Tuesday, December 26, 2017

206. Valhalla: The Underground History of American Education by John Taylor Gatto from archive.org

206. Valhalla: The Underground History of American Education by John Taylor Gatto from archive.org


    By the end of 1999, 75.5 million people out of a total population of 275 million were  involved directly in providing and receiving what has come to be called education. And  an unknown number of millions indirectly. About 67 million were enrolled in schools and  colleges (38 million in K-8, 14 million in
secondary schools, 15 million in colleges,) 4  million employed as teachers or college faculty (2 million elementary; 2 million  secondary and college combined), and 4.5 million in some other school capacity. In other  words, the primary organizing discipline of about 29 percent of the entire U.S. population  consists of obedience to the routines and requests of an abstract social machine called  School. And that's only so far. According to the U.S. Department of Education, these  figures are expected to grow substantially through the first decade of the new century.     Could Hegel himself have foreseen such an end to history, the planet as a universal  schoolhouse where nothing much is learned?  

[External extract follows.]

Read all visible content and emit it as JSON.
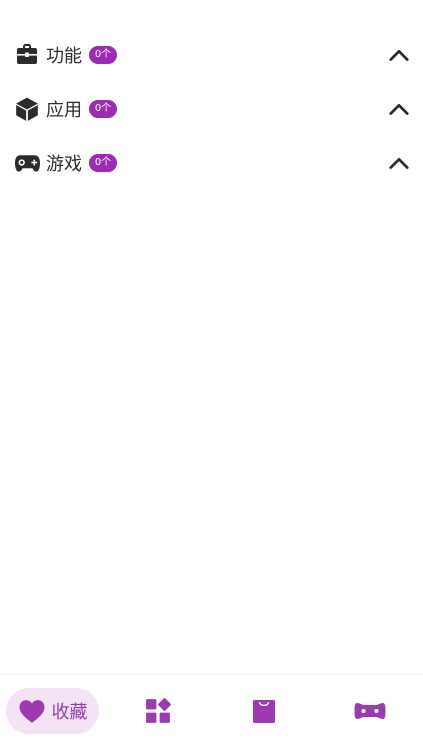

     At the top of this feeding chain are so-called public colleges. As Valhalla was the reward  where Vikings killed in battle got to drink, fight, and fornicate in an endlessly  regenerating loop, so public colleges are a lifetime of comfort and security for those  systems people who play ball skillfully or belong to some political family with a record  of playing ball.  

     If public colleges functioned in meritocractic ways as their supporters allege and as I  suspect the general public believes they do, we would expect the economy of public  schooling at this level to reflect with reasonable sensitivity what was happening in the  total public economy. Spending on public colleges should be a litmus test of how much  respect is being accorded the democratic will at any given time. With that in mind try this  garment on for size: Tuition at public colleges over the last fourteen years has increased  three times as fast as household income, and more than three times faster than the rate of  inflation, according to the General Accounting Office. What pressure could possibly  squeeze ordinary people to pay such outlandish costs, incurring debt burdens which  enslave them and their children for many years to come?  

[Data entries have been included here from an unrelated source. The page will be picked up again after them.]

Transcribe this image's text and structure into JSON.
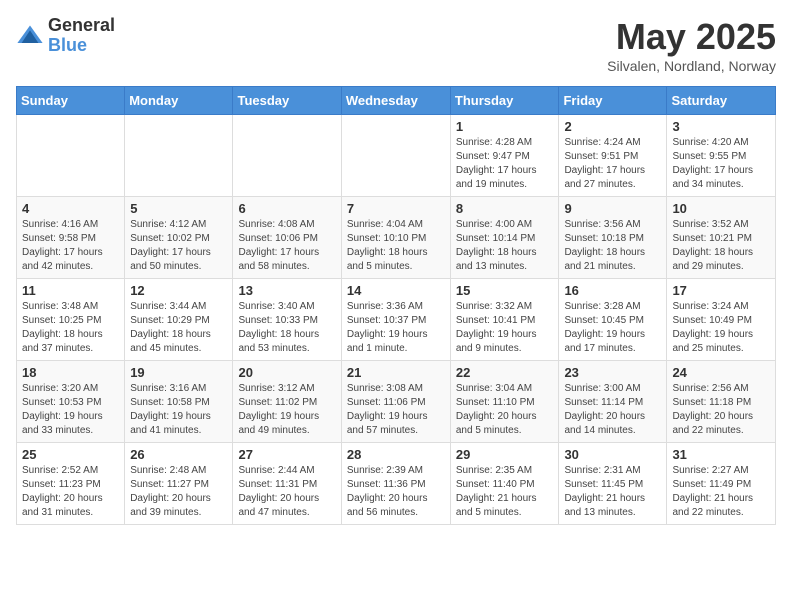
{
  "logo": {
    "general": "General",
    "blue": "Blue"
  },
  "title": {
    "month": "May 2025",
    "location": "Silvalen, Nordland, Norway"
  },
  "weekdays": [
    "Sunday",
    "Monday",
    "Tuesday",
    "Wednesday",
    "Thursday",
    "Friday",
    "Saturday"
  ],
  "weeks": [
    [
      {
        "day": "",
        "info": ""
      },
      {
        "day": "",
        "info": ""
      },
      {
        "day": "",
        "info": ""
      },
      {
        "day": "",
        "info": ""
      },
      {
        "day": "1",
        "info": "Sunrise: 4:28 AM\nSunset: 9:47 PM\nDaylight: 17 hours\nand 19 minutes."
      },
      {
        "day": "2",
        "info": "Sunrise: 4:24 AM\nSunset: 9:51 PM\nDaylight: 17 hours\nand 27 minutes."
      },
      {
        "day": "3",
        "info": "Sunrise: 4:20 AM\nSunset: 9:55 PM\nDaylight: 17 hours\nand 34 minutes."
      }
    ],
    [
      {
        "day": "4",
        "info": "Sunrise: 4:16 AM\nSunset: 9:58 PM\nDaylight: 17 hours\nand 42 minutes."
      },
      {
        "day": "5",
        "info": "Sunrise: 4:12 AM\nSunset: 10:02 PM\nDaylight: 17 hours\nand 50 minutes."
      },
      {
        "day": "6",
        "info": "Sunrise: 4:08 AM\nSunset: 10:06 PM\nDaylight: 17 hours\nand 58 minutes."
      },
      {
        "day": "7",
        "info": "Sunrise: 4:04 AM\nSunset: 10:10 PM\nDaylight: 18 hours\nand 5 minutes."
      },
      {
        "day": "8",
        "info": "Sunrise: 4:00 AM\nSunset: 10:14 PM\nDaylight: 18 hours\nand 13 minutes."
      },
      {
        "day": "9",
        "info": "Sunrise: 3:56 AM\nSunset: 10:18 PM\nDaylight: 18 hours\nand 21 minutes."
      },
      {
        "day": "10",
        "info": "Sunrise: 3:52 AM\nSunset: 10:21 PM\nDaylight: 18 hours\nand 29 minutes."
      }
    ],
    [
      {
        "day": "11",
        "info": "Sunrise: 3:48 AM\nSunset: 10:25 PM\nDaylight: 18 hours\nand 37 minutes."
      },
      {
        "day": "12",
        "info": "Sunrise: 3:44 AM\nSunset: 10:29 PM\nDaylight: 18 hours\nand 45 minutes."
      },
      {
        "day": "13",
        "info": "Sunrise: 3:40 AM\nSunset: 10:33 PM\nDaylight: 18 hours\nand 53 minutes."
      },
      {
        "day": "14",
        "info": "Sunrise: 3:36 AM\nSunset: 10:37 PM\nDaylight: 19 hours\nand 1 minute."
      },
      {
        "day": "15",
        "info": "Sunrise: 3:32 AM\nSunset: 10:41 PM\nDaylight: 19 hours\nand 9 minutes."
      },
      {
        "day": "16",
        "info": "Sunrise: 3:28 AM\nSunset: 10:45 PM\nDaylight: 19 hours\nand 17 minutes."
      },
      {
        "day": "17",
        "info": "Sunrise: 3:24 AM\nSunset: 10:49 PM\nDaylight: 19 hours\nand 25 minutes."
      }
    ],
    [
      {
        "day": "18",
        "info": "Sunrise: 3:20 AM\nSunset: 10:53 PM\nDaylight: 19 hours\nand 33 minutes."
      },
      {
        "day": "19",
        "info": "Sunrise: 3:16 AM\nSunset: 10:58 PM\nDaylight: 19 hours\nand 41 minutes."
      },
      {
        "day": "20",
        "info": "Sunrise: 3:12 AM\nSunset: 11:02 PM\nDaylight: 19 hours\nand 49 minutes."
      },
      {
        "day": "21",
        "info": "Sunrise: 3:08 AM\nSunset: 11:06 PM\nDaylight: 19 hours\nand 57 minutes."
      },
      {
        "day": "22",
        "info": "Sunrise: 3:04 AM\nSunset: 11:10 PM\nDaylight: 20 hours\nand 5 minutes."
      },
      {
        "day": "23",
        "info": "Sunrise: 3:00 AM\nSunset: 11:14 PM\nDaylight: 20 hours\nand 14 minutes."
      },
      {
        "day": "24",
        "info": "Sunrise: 2:56 AM\nSunset: 11:18 PM\nDaylight: 20 hours\nand 22 minutes."
      }
    ],
    [
      {
        "day": "25",
        "info": "Sunrise: 2:52 AM\nSunset: 11:23 PM\nDaylight: 20 hours\nand 31 minutes."
      },
      {
        "day": "26",
        "info": "Sunrise: 2:48 AM\nSunset: 11:27 PM\nDaylight: 20 hours\nand 39 minutes."
      },
      {
        "day": "27",
        "info": "Sunrise: 2:44 AM\nSunset: 11:31 PM\nDaylight: 20 hours\nand 47 minutes."
      },
      {
        "day": "28",
        "info": "Sunrise: 2:39 AM\nSunset: 11:36 PM\nDaylight: 20 hours\nand 56 minutes."
      },
      {
        "day": "29",
        "info": "Sunrise: 2:35 AM\nSunset: 11:40 PM\nDaylight: 21 hours\nand 5 minutes."
      },
      {
        "day": "30",
        "info": "Sunrise: 2:31 AM\nSunset: 11:45 PM\nDaylight: 21 hours\nand 13 minutes."
      },
      {
        "day": "31",
        "info": "Sunrise: 2:27 AM\nSunset: 11:49 PM\nDaylight: 21 hours\nand 22 minutes."
      }
    ]
  ]
}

     How, you might ask, at the very instant the inherent value of these degrees is being  challenged, at the very instant business magazines are predicting permanent radical  downsizing of the middle-management force in private and public employment — the very  slots public colleges license graduates to occupy, and at the very instant in time when the  purchasing power of middle-class American incomes is worth less than it was thirty years  ago and appears to be in a long-term continuing downtrend, how in light of these things  have public college teachers been able to double their incomes (in real dollars) in the past  fourteen years and public college administrators raise their own share of the take 131  percent?  

     I'm asking how, not why. Greed is too common a characteristic of human nature to be  very interesting. How was this done? Who allowed it? Not any "free market," I can tell  you. We're talking about several million individuals who've managed to make their  leisured and secure lives even more so at the same time their product is questioned and  the work their attention supposedly qualifies students for is shipped overseas for labor  cost advantages. It seems obvious to me that the whole lot of these collegiate time-servers  lacks sufficient clout to treat themselves so well. Their favored treatment is, then, a gift.  But from where, and why? Only from an investigation of the politics of schooling might  come an adequate answer. So let's begin to look under a few rocks together.